Низко пригнувшись под хлеставшими ветками, летела казачья лава. Пар поднимался от конских крупов.

У Шамшинских юрт казаки настигли шайку Махмет-Кула.

Только немногие татары ушли живыми, но с ними – Махмет-Кул.

На обратном пути Ермак подъехал к Абалацкому озеру. Рядком, как спали, лежали зарезанные казаки. Кто спал на левом боку, не успел перевернуться на правый. Только голова, чуть тронь ее, откатывалась от тела.

И Ермак похоронил мертвецов на высоком Саусканском мысу, среди ханских могил.

Еще двое князей явились с повинной.
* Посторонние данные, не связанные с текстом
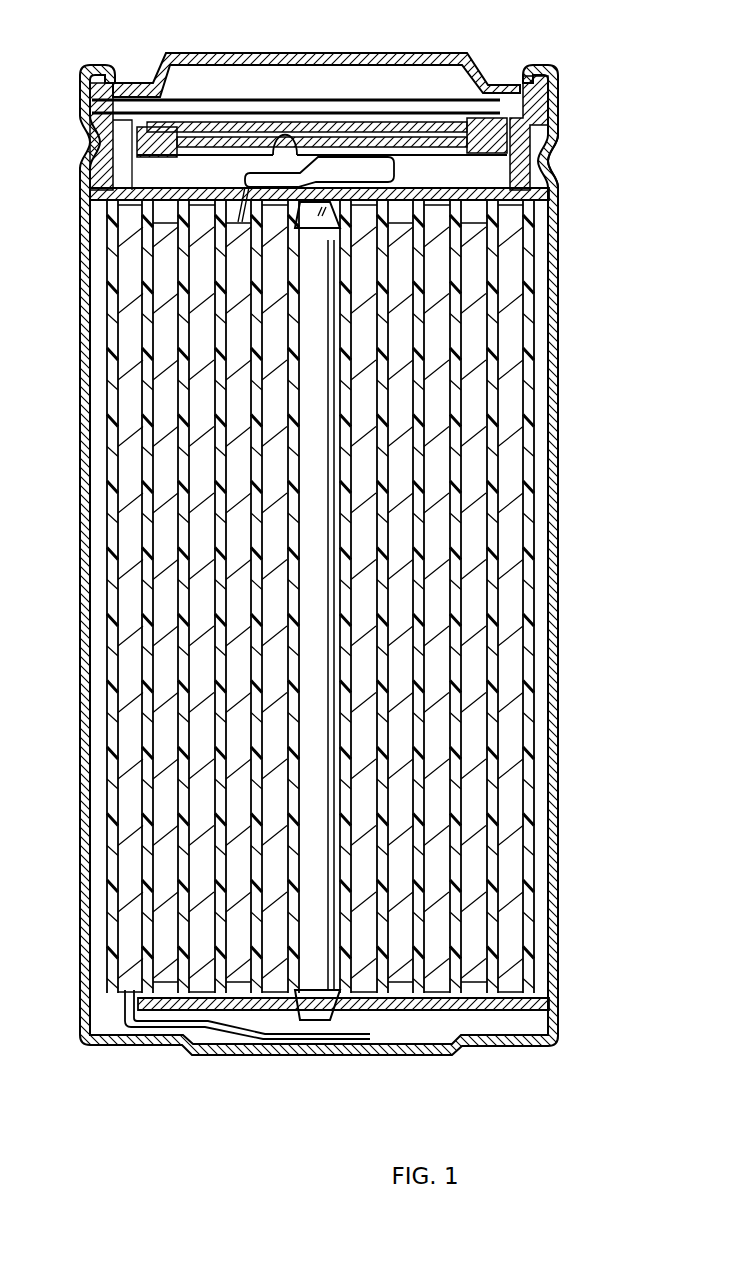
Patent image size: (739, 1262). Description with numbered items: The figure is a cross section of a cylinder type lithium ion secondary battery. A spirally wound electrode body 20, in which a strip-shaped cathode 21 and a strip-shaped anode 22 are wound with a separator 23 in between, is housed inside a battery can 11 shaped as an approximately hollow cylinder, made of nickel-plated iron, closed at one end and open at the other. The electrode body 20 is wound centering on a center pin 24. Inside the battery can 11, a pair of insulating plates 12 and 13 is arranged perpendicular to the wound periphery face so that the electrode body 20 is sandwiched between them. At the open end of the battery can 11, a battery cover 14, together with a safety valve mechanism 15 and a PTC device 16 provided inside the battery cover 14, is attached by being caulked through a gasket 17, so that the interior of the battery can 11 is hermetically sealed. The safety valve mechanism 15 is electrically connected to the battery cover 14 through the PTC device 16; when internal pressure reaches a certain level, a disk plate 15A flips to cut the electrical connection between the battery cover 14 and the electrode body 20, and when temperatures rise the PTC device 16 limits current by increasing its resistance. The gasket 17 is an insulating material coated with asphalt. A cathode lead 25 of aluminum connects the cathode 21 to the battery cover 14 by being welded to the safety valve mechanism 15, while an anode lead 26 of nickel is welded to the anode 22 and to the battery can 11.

The battery can 11 is at (562, 253).
The insulating plate 12 is at (550, 198).
The insulating plate 13 is at (548, 1003).
The battery cover 14 is at (286, 53).
The safety valve mechanism 15 is at (437, 103).
The disk plate 15A is at (395, 125).
The PTC device 16 is at (556, 104).
The gasket 17 is at (566, 163).
The spirally wound electrode body 20 is at (360, 610).
The cathode 21 is at (483, 440).
The anode 22 is at (513, 490).
The separator 23 is at (493, 568).
The center pin 24 is at (310, 613).
The cathode lead 25 is at (300, 150).
The anode lead 26 is at (219, 1042).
Ишбердей из-за Яскальбинских болот и Суклем с речки, павшей в Иртыш ниже Тобола. Княжеские нарты с добровольным ясаком стояли у ворот Кашлыка.
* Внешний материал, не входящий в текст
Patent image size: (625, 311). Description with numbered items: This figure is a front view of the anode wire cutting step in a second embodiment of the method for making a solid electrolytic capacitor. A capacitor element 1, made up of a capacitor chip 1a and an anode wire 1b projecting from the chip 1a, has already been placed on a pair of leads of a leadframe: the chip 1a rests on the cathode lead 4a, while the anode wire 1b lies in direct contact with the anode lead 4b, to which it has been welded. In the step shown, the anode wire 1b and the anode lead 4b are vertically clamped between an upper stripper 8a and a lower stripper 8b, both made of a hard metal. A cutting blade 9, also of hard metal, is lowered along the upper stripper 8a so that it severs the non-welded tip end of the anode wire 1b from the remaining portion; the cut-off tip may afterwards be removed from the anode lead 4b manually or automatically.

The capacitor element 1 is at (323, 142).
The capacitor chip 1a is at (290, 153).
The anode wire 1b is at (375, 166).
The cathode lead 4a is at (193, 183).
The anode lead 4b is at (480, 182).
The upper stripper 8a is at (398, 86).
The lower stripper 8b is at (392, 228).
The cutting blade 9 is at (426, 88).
Ермак принял князей так же, как Бояра. В их честь трубили трубачи и стрелки палили из пищалей. Атаман богато одарил обоих князей, и не видно было по его лицу, что только что отошла кровавая ночь у Абалацкого озера. – Служить буду тебе, – сказал Ишбердей. И назвал Ермака: – Рус-хан.

– Служи. Верно служи, – ответил Ермак и нахмурился, повысил голос: – А я не хан и не царь. Царь на Руси – Иван Васильевич, государь московский.
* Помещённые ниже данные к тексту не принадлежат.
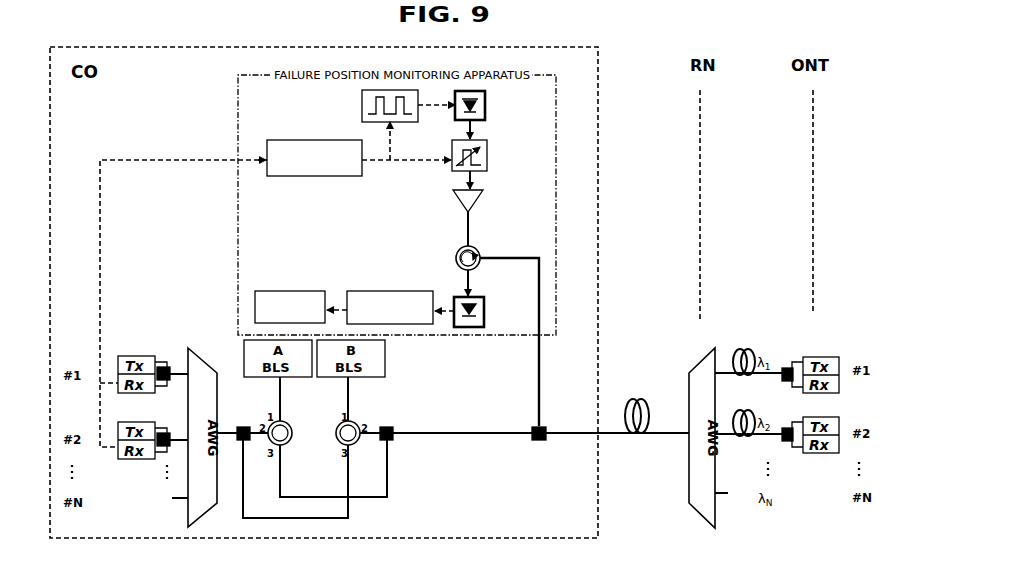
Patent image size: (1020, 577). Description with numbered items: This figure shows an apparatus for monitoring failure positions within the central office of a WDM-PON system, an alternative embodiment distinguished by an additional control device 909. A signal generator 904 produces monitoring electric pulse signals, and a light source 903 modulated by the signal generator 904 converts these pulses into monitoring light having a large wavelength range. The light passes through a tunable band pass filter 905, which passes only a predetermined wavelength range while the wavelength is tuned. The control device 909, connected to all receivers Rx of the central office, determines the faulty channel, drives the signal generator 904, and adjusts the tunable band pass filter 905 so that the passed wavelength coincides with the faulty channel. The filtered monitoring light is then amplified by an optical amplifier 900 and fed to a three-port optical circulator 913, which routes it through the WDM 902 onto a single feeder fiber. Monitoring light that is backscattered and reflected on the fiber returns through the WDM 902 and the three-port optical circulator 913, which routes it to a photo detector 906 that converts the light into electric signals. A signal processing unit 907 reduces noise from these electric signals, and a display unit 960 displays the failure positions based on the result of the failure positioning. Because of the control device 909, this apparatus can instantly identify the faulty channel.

The optical amplifier 900 is at (457, 197).
The WDM 902 is at (532, 443).
The light source 903 is at (486, 115).
The signal generator 904 is at (361, 102).
The tunable band pass filter 905 is at (487, 160).
The photo detector 906 is at (485, 312).
The signal processing unit 907 is at (388, 290).
The control device 909 is at (290, 177).
The three-port optical circulator 913 is at (481, 251).
The display unit 960 is at (286, 290).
Узкий след прочерчивали на снегу лыжи и нарты.

Казаки в волчьих шубах длинной плетью погоняли упряжных собак. Ели конину, в земляных городках пили травяные настои, прокисшее запененное молоко и мед.

Волжская песня будила дремучую тайгу.

Люди были бесстрашны и, казалось, не знали устали.

Пятьдесят, тридцать, а то и двадцать человек приводили в покорность целые княжества. Товарищи-побратимы чуть не сам-друг пускались в нехоженные места и открывали новые земли.

Страна сбрасывала ханскую власть, как ветхую одежду с плеч долой.

А Ермак, устраивая Сибирскую землю, уже звал грамотками к себе на торг бухарских и русских купцов.

Старая, торная дорога из Бухары в Кашлык – пусть не заносит ее снегом, пусть бурьяном не зарастет она. И пусть лягут новые дороги – с Руси в город Сибирь.

На великом перепутьи станет этот город. И в нем – встреча гостей московских с гостями из Бухары, несчетно богатой.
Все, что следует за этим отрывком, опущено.